How Fee-Shifting Makes the Wrongdoer Pay Your Legal Bills
One of the most important and least known facts about embarking on the credit error recovery journey is that you don’t have to pay out of pocket for legal help. Under the FCRA, you are not expected to spend your own money or take on debt just to dispute credit errors and demand corrections of your data since you didn’t create the problem in the first place. The ones who made the problem have to pay to fix it.
At Consumer Justice, we respect this fee-shifting provision for the role it plays in our legal system, especially since it serves as an equalizer, bringing justice to everyone, including those who otherwise couldn’t afford to work with an attorney. We value each and every client and every case, and appreciate that the law has carved out a way to center equity and fairness in legal representation for consumers harmed by big business data errors.
Frequently Asked Questions
Do I dispute deceased reporting with the Social Security Administration?
Yes, if necessary. Not every incidence of deceased reporting begins or ends with you being reported deceased by the Social Security Administration. For instance, if a single retail account mistakenly reports you as deceased and you catch and correct the error right away, you may not need to involve the SSA at all. However, if that single incidence of deceased reporting cascades across your financial and credit profile, causing a financial lockdown, the error may make its way to the SSA and your SSN may be mistakenly placed in the Death Master File. As soon as you’re aware of a deceased reporting incident, check your SSA account to confirm that you’re considered alive and well. If you are listed as deceased in the SSA’s Death Master File, the process for fixing this error is not typically called “disputing” but rather obtaining a proof of life, which is used to dispute errors on consumer reports.
How long does it take to fix deceased reporting?
As long as it takes to get the consumer reporting agencies to correct their files. In theory, it should only take about 30 days for a company to investigate a dispute and correct its errors.
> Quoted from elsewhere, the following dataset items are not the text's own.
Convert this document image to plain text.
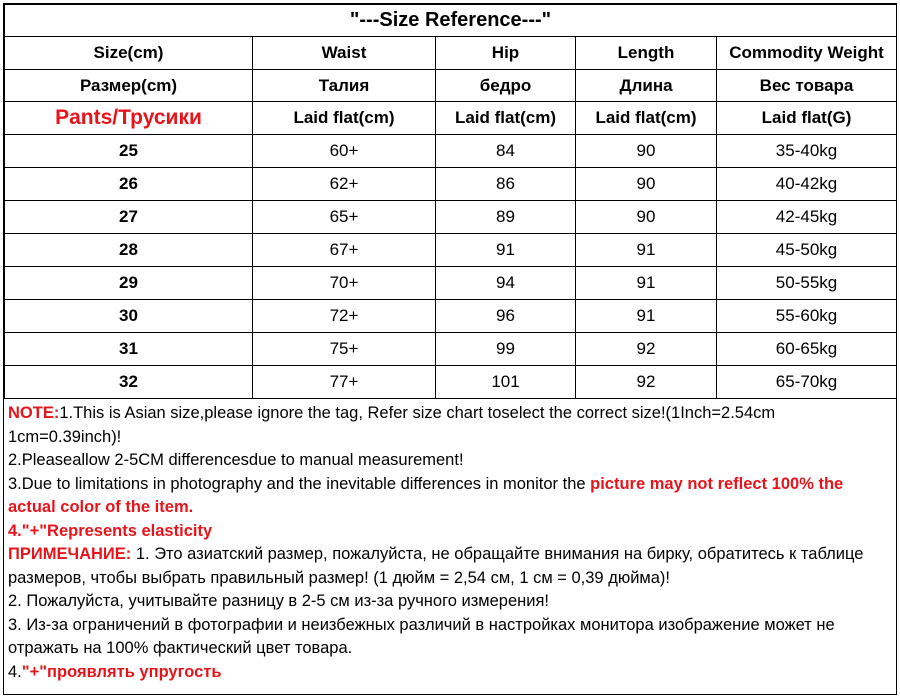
"---Size Reference---"				
Size(cm)	Waist	Hip	Length	Commodity Weight
Размер(cm)	Талия	бедро	Длина	Вес товара
Pants/Трусики	Laid flat(cm)	Laid flat(cm)	Laid flat(cm)	Laid flat(G)
25	60+	84	90	35-40kg
26	62+	86	90	40-42kg
27	65+	89	90	42-45kg
28	67+	91	91	45-50kg
29	70+	94	91	50-55kg
30	72+	96	91	55-60kg
31	75+	99	92	60-65kg
32	77+	101	92	65-70kg

NOTE:1.This is Asian size,please ignore the tag, Refer size chart toselect the correct size!(1Inch=2.54cm 1cm=0.39inch)!

2.Pleaseallow 2-5CM differencesdue to manual measurement!

3.Due to limitations in photography and the inevitable differences in monitor the picture may not reflect 100% the actual color of the item.

4."+"Represents elasticity

ПРИМЕЧАНИЕ: 1. Это азиатский размер, пожалуйста, не обращайте внимания на бирку, обратитесь к таблице размеров, чтобы выбрать правильный размер! (1 дюйм = 2,54 см, 1 см = 0,39 дюйма)!

2. Пожалуйста, учитывайте разницу в 2-5 см из-за ручного измерения!

3. Из-за ограничений в фотографии и неизбежных различий в настройках монитора изображение может не отражать на 100% фактический цвет товара.

4."+"проявлять упругость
But, given the overall lack of incentive to complete adequate investigations and the general disregard for the consumer experience, it may take considerably longer and may require that you work with a consumer protection attorney, such as the ones on our team at Consumer Justice Law Firm. We won’t be able to guarantee a timeline for corrections, but you will have the security of knowing that you are actually on track to get corrections and potentially even get money, too.